PT: The NFIS document of the CBN has it that a total of 40.1 million adult Nigerians (41.6% of the adult population) were financially excluded in 2016. The strategy plan of the CBN revealed that 55.1% of the excluded population were women, 61.4% of the excluded population were within the ages of 18 and 35 years, 34.0% had no formal education, and 80.4% resided in rural areas. How is your establishment in its own microway contributing towards bridging these gaps? Does it bother you?

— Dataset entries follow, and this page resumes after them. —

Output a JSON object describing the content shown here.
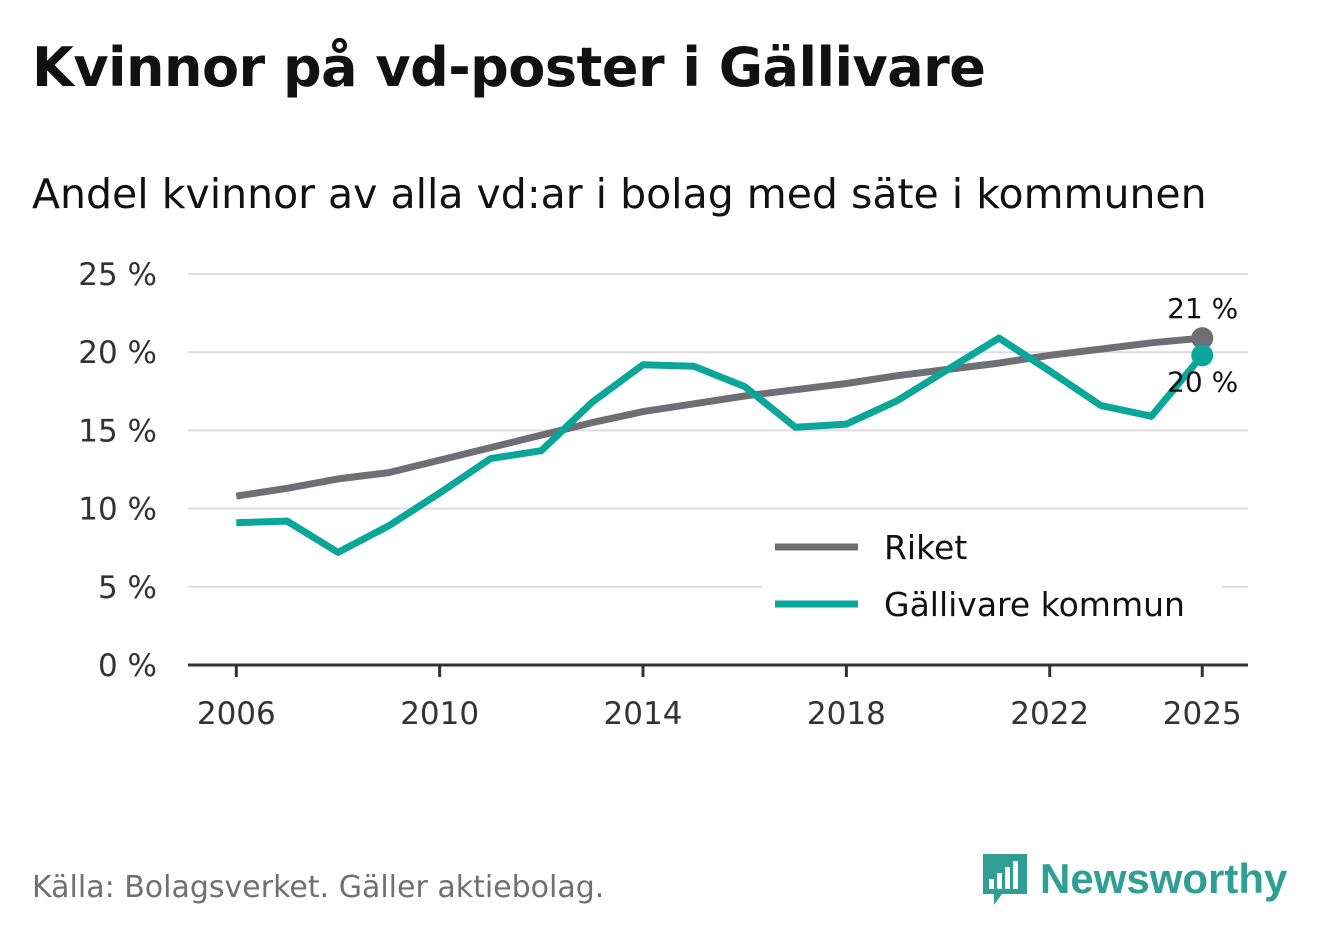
{
  "title": "Kvinnor på vd-poster i Gällivare",
  "subtitle": "Andel kvinnor av alla vd:ar i bolag med säte i kommunen",
  "source": "Källa: Bolagsverket. Gäller aktiebolag.",
  "brand": "Newsworthy",
  "colors": {
    "riket": "#6f6e73",
    "gallivare": "#0aa69a",
    "grid": "#dddddd",
    "axis": "#333333"
  },
  "chart_data": {
    "type": "line",
    "x": [
      2006,
      2007,
      2008,
      2009,
      2010,
      2011,
      2012,
      2013,
      2014,
      2015,
      2016,
      2017,
      2018,
      2019,
      2020,
      2021,
      2022,
      2023,
      2024,
      2025
    ],
    "series": [
      {
        "name": "Riket",
        "values": [
          10.8,
          11.3,
          11.9,
          12.3,
          13.1,
          13.9,
          14.7,
          15.5,
          16.2,
          16.7,
          17.2,
          17.6,
          18.0,
          18.5,
          18.9,
          19.3,
          19.8,
          20.2,
          20.6,
          20.9
        ]
      },
      {
        "name": "Gällivare kommun",
        "values": [
          9.1,
          9.2,
          7.2,
          8.9,
          11.0,
          13.2,
          13.7,
          16.8,
          19.2,
          19.1,
          17.8,
          15.2,
          15.4,
          16.9,
          18.9,
          20.9,
          18.8,
          16.6,
          15.9,
          19.8
        ]
      }
    ],
    "xticks": [
      2006,
      2010,
      2014,
      2018,
      2022,
      2025
    ],
    "xtick_labels": [
      "2006",
      "2010",
      "2014",
      "2018",
      "2022",
      "2025"
    ],
    "yticks": [
      0,
      5,
      10,
      15,
      20,
      25
    ],
    "ytick_labels": [
      "0 %",
      "5 %",
      "10 %",
      "15 %",
      "20 %",
      "25 %"
    ],
    "ylim": [
      0,
      25
    ],
    "xlim": [
      2005.05,
      2025.9
    ],
    "end_labels": [
      {
        "series": "Riket",
        "text": "21 %"
      },
      {
        "series": "Gällivare kommun",
        "text": "20 %"
      }
    ],
    "legend": [
      "Riket",
      "Gällivare kommun"
    ],
    "legend_position": "bottom-right",
    "grid": true,
    "xlabel": "",
    "ylabel": ""
  }
}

Kings: All over the world, the microfinance model which involves majorly the provision of financial services to the poor and low-income earners has been identified as a potent instrument for promoting financial inclusion as well as poverty alleviation. The government, in 2005 launched the National Microfinance Policy which provided the supervisory and regulatory framework that will not only facilitate the growth of privately-owned microfinance institutions but also permits and facilitate the participation of mostly the third sector institutions, including market associations, cooperatives, non-governmental organisations, self-help groups, in the microfinance model.

These institutions together remain the major vehicle for the inclusion of the large and many users of the informal sector where the bulk of the unbanked exist. I think if anything bothers me, it should be the powers and the potentials not to achieve these objectives, because we are strategically positioned and with our good corporate governance practices, we would be positioned to inject more funds based on sustainability.